1936 film by Roland Gillett

Under Proof is a 1936 British comedy crime film directed, written. and produced by Roland Gillett and starring Betty Stockfeld, Tyrell Davis and Judy Kelly., It was made as a quota quickie. The screenplay concerns a man who is threatened into joining a gang of smugglers.

==Plot==
Timid young man Dudley, together with his fiancée Vivian, are caught in a storm and seek shelter in a deserted house. They soon discover that the house is being used as a hide-out by a gang of liquor smugglers. Awaiting the arrival of their mysterious boss, the crooks mistakely assume him to be Dudley. Fortified by brandy, he goes along with the confusion, and subsequently brings the gang to justice.

==Cast==
- Betty Stockfeld as Vivian
- Tyrell Davis as Dudley
- Judy Kelly as Corone
- Guy Middleton as Bruce
- Charles Farrell as Spike
- Viola Compton as Mrs. Richards
- David Horne as Dr. Walton
- Edward Ashley as Ward Delaney
- Henry B. Longhurst as Inspector Holt

== Reception ==
The Monthly Film Bulletin wrote: "The story is weak and improbable, and the treatment is slow. The acting is mediocre."
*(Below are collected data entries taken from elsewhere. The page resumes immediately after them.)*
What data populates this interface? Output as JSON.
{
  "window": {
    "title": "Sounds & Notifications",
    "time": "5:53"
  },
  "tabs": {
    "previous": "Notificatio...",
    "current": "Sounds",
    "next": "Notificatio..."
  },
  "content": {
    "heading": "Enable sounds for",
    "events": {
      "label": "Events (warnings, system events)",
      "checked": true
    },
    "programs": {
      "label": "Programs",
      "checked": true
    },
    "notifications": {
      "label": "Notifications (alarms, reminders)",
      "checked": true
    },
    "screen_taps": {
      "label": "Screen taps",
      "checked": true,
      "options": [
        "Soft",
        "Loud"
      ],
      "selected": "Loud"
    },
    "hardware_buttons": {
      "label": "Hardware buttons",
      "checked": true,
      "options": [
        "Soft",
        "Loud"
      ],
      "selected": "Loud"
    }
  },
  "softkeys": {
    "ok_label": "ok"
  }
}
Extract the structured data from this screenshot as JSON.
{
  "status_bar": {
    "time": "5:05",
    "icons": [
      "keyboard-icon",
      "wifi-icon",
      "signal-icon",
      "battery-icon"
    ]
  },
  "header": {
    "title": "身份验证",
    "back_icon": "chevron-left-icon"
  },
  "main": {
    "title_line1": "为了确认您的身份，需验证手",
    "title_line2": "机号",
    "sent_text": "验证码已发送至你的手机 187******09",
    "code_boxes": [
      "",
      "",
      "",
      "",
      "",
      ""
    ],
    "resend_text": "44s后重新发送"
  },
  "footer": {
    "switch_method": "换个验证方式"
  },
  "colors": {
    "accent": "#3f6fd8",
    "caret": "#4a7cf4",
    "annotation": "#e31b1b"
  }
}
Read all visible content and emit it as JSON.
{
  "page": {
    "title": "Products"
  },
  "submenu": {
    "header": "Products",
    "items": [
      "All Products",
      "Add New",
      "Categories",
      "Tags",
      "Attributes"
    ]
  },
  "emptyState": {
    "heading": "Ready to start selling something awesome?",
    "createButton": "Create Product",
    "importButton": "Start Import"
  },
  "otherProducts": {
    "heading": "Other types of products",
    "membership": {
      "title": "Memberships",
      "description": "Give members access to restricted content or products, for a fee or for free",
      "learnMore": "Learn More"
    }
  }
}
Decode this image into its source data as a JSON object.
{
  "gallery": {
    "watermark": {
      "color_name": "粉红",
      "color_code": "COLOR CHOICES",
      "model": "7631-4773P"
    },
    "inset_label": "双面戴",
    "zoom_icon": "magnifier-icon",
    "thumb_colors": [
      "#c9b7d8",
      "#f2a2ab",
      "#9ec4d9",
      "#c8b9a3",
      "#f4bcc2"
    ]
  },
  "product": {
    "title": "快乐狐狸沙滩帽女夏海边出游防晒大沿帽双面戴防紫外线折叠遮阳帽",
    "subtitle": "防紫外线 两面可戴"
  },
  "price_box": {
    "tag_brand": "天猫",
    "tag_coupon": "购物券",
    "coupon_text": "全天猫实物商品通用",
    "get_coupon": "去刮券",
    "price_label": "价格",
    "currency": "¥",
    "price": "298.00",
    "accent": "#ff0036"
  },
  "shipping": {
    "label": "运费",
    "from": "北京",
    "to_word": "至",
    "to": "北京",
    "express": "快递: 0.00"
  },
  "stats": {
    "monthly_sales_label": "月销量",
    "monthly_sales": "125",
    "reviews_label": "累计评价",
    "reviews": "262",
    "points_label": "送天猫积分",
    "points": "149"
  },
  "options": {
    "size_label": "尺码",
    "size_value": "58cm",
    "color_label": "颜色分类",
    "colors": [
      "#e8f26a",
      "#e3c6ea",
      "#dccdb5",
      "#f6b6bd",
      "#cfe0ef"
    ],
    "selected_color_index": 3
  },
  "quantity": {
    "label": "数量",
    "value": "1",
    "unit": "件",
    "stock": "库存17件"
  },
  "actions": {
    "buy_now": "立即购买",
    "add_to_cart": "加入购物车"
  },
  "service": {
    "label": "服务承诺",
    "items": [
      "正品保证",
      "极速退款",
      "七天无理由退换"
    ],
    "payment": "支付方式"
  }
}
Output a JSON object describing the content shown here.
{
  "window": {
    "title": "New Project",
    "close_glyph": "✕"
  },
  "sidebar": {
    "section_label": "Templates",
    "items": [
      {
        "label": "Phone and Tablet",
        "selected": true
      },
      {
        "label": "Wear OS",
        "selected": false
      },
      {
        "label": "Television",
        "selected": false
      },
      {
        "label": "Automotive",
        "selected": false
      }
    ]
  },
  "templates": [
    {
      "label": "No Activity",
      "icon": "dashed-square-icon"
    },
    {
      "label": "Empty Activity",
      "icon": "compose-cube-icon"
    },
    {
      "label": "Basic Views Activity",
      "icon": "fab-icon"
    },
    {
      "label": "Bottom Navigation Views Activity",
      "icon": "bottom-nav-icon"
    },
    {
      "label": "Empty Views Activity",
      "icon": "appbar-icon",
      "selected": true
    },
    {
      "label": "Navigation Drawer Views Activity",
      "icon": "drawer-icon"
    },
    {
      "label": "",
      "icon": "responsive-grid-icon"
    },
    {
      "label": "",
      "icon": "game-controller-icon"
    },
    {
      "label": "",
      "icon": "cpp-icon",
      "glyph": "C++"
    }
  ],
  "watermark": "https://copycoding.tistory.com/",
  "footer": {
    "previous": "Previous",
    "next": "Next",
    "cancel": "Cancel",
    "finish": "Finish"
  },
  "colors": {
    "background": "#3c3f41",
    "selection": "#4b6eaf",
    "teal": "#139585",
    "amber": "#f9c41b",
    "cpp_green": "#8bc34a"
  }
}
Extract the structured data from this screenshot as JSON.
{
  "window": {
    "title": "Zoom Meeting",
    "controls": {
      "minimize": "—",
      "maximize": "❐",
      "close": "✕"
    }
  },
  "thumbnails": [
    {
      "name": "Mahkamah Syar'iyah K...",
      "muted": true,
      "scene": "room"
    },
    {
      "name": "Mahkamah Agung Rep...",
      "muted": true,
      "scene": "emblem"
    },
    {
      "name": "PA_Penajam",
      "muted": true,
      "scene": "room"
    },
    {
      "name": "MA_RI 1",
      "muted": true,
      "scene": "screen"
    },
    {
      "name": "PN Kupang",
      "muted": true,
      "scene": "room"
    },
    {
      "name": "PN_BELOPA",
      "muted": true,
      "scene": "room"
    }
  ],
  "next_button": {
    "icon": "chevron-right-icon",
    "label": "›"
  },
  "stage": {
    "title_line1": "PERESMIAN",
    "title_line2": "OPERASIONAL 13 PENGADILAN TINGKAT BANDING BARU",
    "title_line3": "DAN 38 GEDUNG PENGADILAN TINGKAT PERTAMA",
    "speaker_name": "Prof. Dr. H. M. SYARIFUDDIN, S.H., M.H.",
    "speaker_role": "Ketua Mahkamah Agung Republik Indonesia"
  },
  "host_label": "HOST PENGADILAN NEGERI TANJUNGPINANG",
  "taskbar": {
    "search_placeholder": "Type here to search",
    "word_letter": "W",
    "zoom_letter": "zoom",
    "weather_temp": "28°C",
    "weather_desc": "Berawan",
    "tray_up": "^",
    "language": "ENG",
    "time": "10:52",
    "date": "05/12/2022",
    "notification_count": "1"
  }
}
Kine Weekly wrote: "Crude melodrama so old-fashioned in story tehnique, poorly enacted, indifferently directed and poverty stricken in presentation as to finish inevitably amongst the also rans. The quota angle is no excuse for this misguided essay in entertainment best served by the Americans."

The Daily Film Renter wrote: "Melodrama of stranded party's adventures in country house temporarily occupied by bootieggers' gang. Far-fetched and out-dated story, replete with familiar assortment of swinging window shutters, doors opening mysteriously, and stormy night. Undistinguished subject, affording quota support for popular halls. ... The plot is conventional throughout, and nothing occurs which is likely to disturb the placid state of mind which must exist with those who see the film."